Somalia’s Disease Burden And The Spiral Of Silence On Mental Illness
07 April – Source: AMISOM News – 959 Words
Any mention of Somalia conjures up images of war. Yet hidden from international glare is a huge disease burden that keeps the Federal Government anxious for solutions. Following decades of war, the national health infrastructure disintegrated to a level where basic health care systems ground to a halt. According to World Health Organization (WHO), lower respiratory infections is still the leading cause of deaths in Somalia, followed by diarrhoeal diseases, measles, malnutrition, tuberculosis, meningitis and maternal conditions. Statistics about Somalia’s health status is scanty. WHO 2013 figures estimate under-five mortality rate in Somalia, at 146 deaths per every 1,000 births and maternal mortality rate at 850 deaths, for every 100,000 live births. This means that Somalia has fallen short of meeting the Millennium Development Goals(MDGs), whose deadline is June 2015, by a big margin. A reports by UNDP describes Somalia’s situation as “seriously off track”, with only one out of eight targets likely to be met. The report concludes that, “There is insufficient data to plot progress of Somalia’s MDGs, but the country is predicted to be seriously off track in meeting them. With the current political instability it is unlikely that Somalia will reverse this pattern in the near future.”
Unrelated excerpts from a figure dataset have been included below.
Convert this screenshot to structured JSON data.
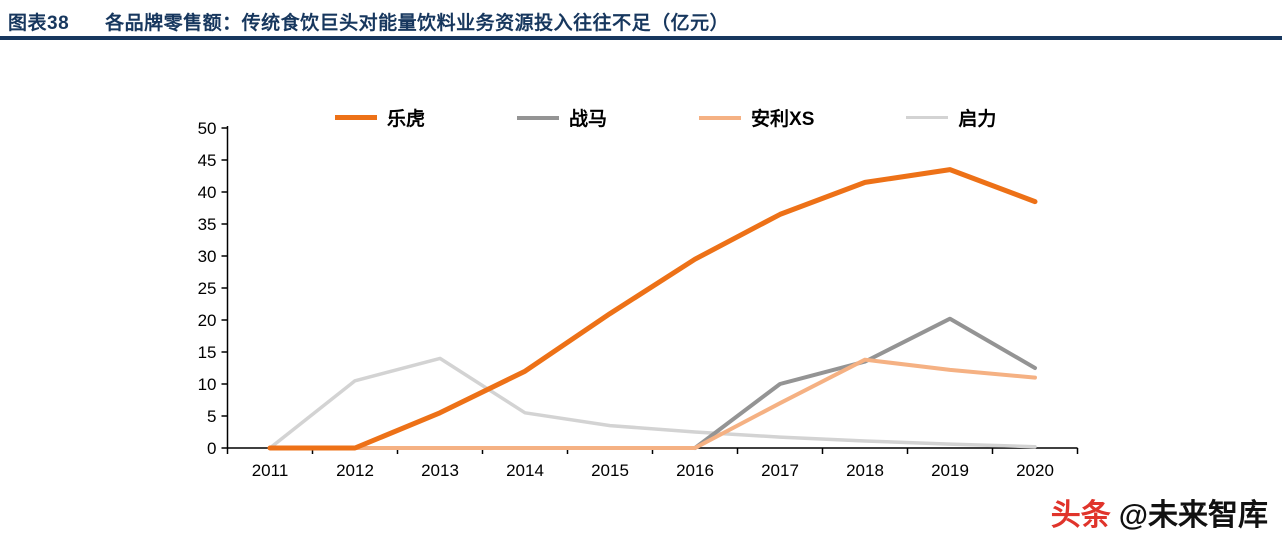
{
  "colors": {
    "header_navy": "#17375E",
    "brand_red": "#E0342B",
    "axis_black": "#000000"
  },
  "header": {
    "figure_label": "图表38",
    "title": "各品牌零售额：传统食饮巨头对能量饮料业务资源投入往往不足（亿元）"
  },
  "chart_data": {
    "type": "line",
    "title": "各品牌零售额：传统食饮巨头对能量饮料业务资源投入往往不足（亿元）",
    "xlabel": "",
    "ylabel": "",
    "ylim": [
      0,
      50
    ],
    "ytick_step": 5,
    "grid": false,
    "legend_position": "top",
    "x": [
      2011,
      2012,
      2013,
      2014,
      2015,
      2016,
      2017,
      2018,
      2019,
      2020
    ],
    "series": [
      {
        "name": "乐虎",
        "key": "lehu",
        "color": "#ED7117",
        "width": 5,
        "values": [
          0,
          0,
          5.5,
          12,
          21,
          29.5,
          36.5,
          41.5,
          43.5,
          38.5
        ]
      },
      {
        "name": "战马",
        "key": "zhanma",
        "color": "#949494",
        "width": 4,
        "values": [
          null,
          null,
          null,
          null,
          null,
          0,
          10,
          13.5,
          20.2,
          12.5
        ]
      },
      {
        "name": "安利XS",
        "key": "amway-xs",
        "color": "#F5B183",
        "width": 4,
        "values": [
          0,
          0,
          0,
          0,
          0,
          0,
          7,
          13.8,
          12.2,
          11
        ]
      },
      {
        "name": "启力",
        "key": "qili",
        "color": "#D3D3D3",
        "width": 3.5,
        "values": [
          0,
          10.5,
          14,
          5.5,
          3.5,
          2.5,
          1.7,
          1.1,
          0.6,
          0.2
        ]
      }
    ]
  },
  "footer": {
    "brand": "头条",
    "handle": "@未来智库"
  }
}
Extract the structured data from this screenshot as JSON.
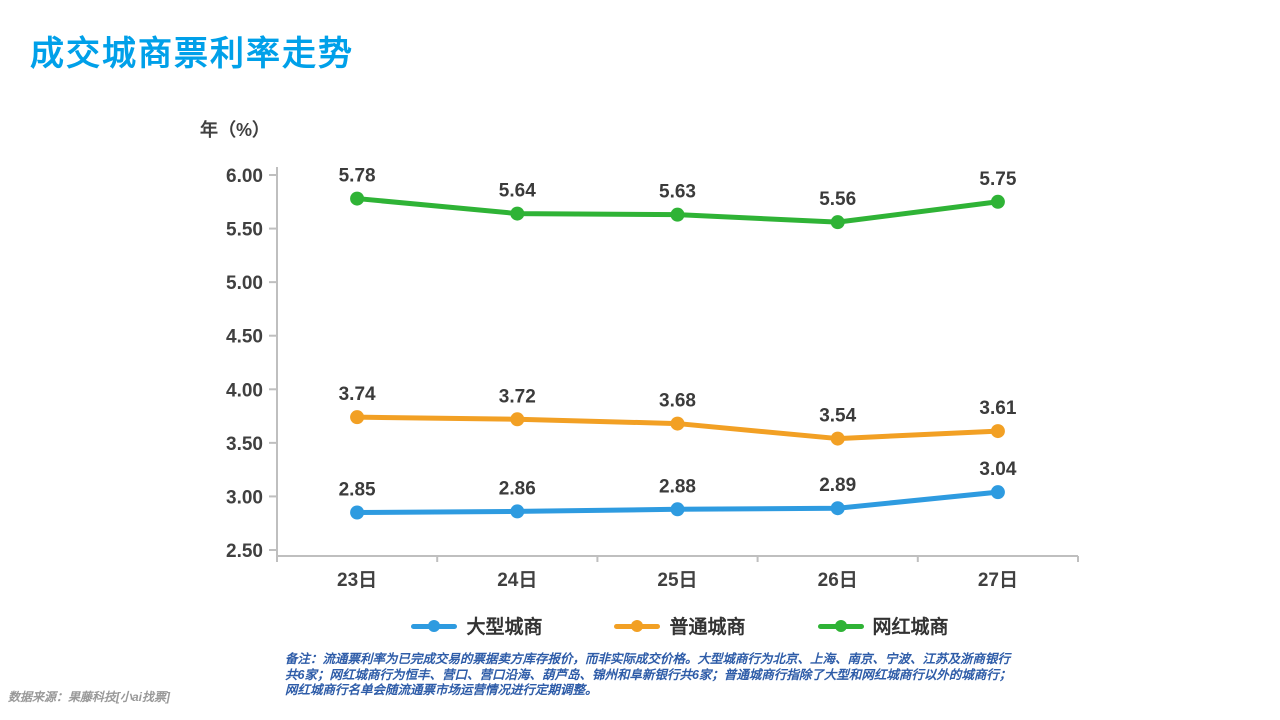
{
  "page": {
    "title": "成交城商票利率走势"
  },
  "colors": {
    "title_blue": "#00A0E9",
    "axis_gray": "#BFBFBF",
    "tick_text": "#404040",
    "note_blue": "#2E5CA8",
    "source_gray": "#999999"
  },
  "chart_data": {
    "type": "line",
    "title": "成交城商票利率走势",
    "xlabel": "",
    "ylabel": "年（%）",
    "categories": [
      "23日",
      "24日",
      "25日",
      "26日",
      "27日"
    ],
    "series": [
      {
        "name": "大型城商",
        "color": "#2E9BE0",
        "values": [
          2.85,
          2.86,
          2.88,
          2.89,
          3.04
        ]
      },
      {
        "name": "普通城商",
        "color": "#F2A024",
        "values": [
          3.74,
          3.72,
          3.68,
          3.54,
          3.61
        ]
      },
      {
        "name": "网红城商",
        "color": "#2FB336",
        "values": [
          5.78,
          5.64,
          5.63,
          5.56,
          5.75
        ]
      }
    ],
    "ylim": [
      2.5,
      6.0
    ],
    "yticks": [
      "6.00",
      "5.50",
      "5.00",
      "4.50",
      "4.00",
      "3.50",
      "3.00",
      "2.50"
    ],
    "grid": false,
    "legend_position": "bottom",
    "data_labels": true
  },
  "footer": {
    "note_lines": [
      "备注：流通票利率为已完成交易的票据卖方库存报价，而非实际成交价格。大型城商行为北京、上海、南京、宁波、江苏及浙商银行",
      "共6家；网红城商行为恒丰、营口、营口沿海、葫芦岛、锦州和阜新银行共6家；普通城商行指除了大型和网红城商行以外的城商行；",
      "网红城商行名单会随流通票市场运营情况进行定期调整。"
    ],
    "source": "数据来源：果藤科技[小ai找票]"
  }
}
Grim as it may be, the report is an outcome of a capacity building workshop for MDGs, held in Kampala, Uganda in 2010. Somalia’s Director of Policy Planning and Coordination in the Ministry of Health Dr. Abdi Hamid Ibrahim concurs with this report. He says, “The health report of the country is very bad. I think it is the second worst in the world but this is because of a number of the numerous and endless conflicts, social unrest and famine that the country has faced which have led to the total collapse of infrastructure.” The situation is compounded by limited resources, but there is a ray of hope. Dr. Ibrahim says plans are underway by the government to reverse the downward trend. “Together with other partners such as WHO, UNICEF and UNFPA we are trying to revamp the country’s health system,” says Dr. Ibrahim. He adds that to date, the government has so far managed to draft a national health policy, promising that more key health documents are in the offing, even as he concedes that the task before the government is huge. On the surface, respiratory infections and childhood diseases such as malnutrition, seem like the only hurdle Somalia needs to jump. However, statistics from the world health body, WHO, also shows a significant rise in suicide, homicide and conflict related deaths in Somalia since 2012, indicative of increased mental disorder. With the war almost gone, a new challenge stares Somalia in the face: mental illness.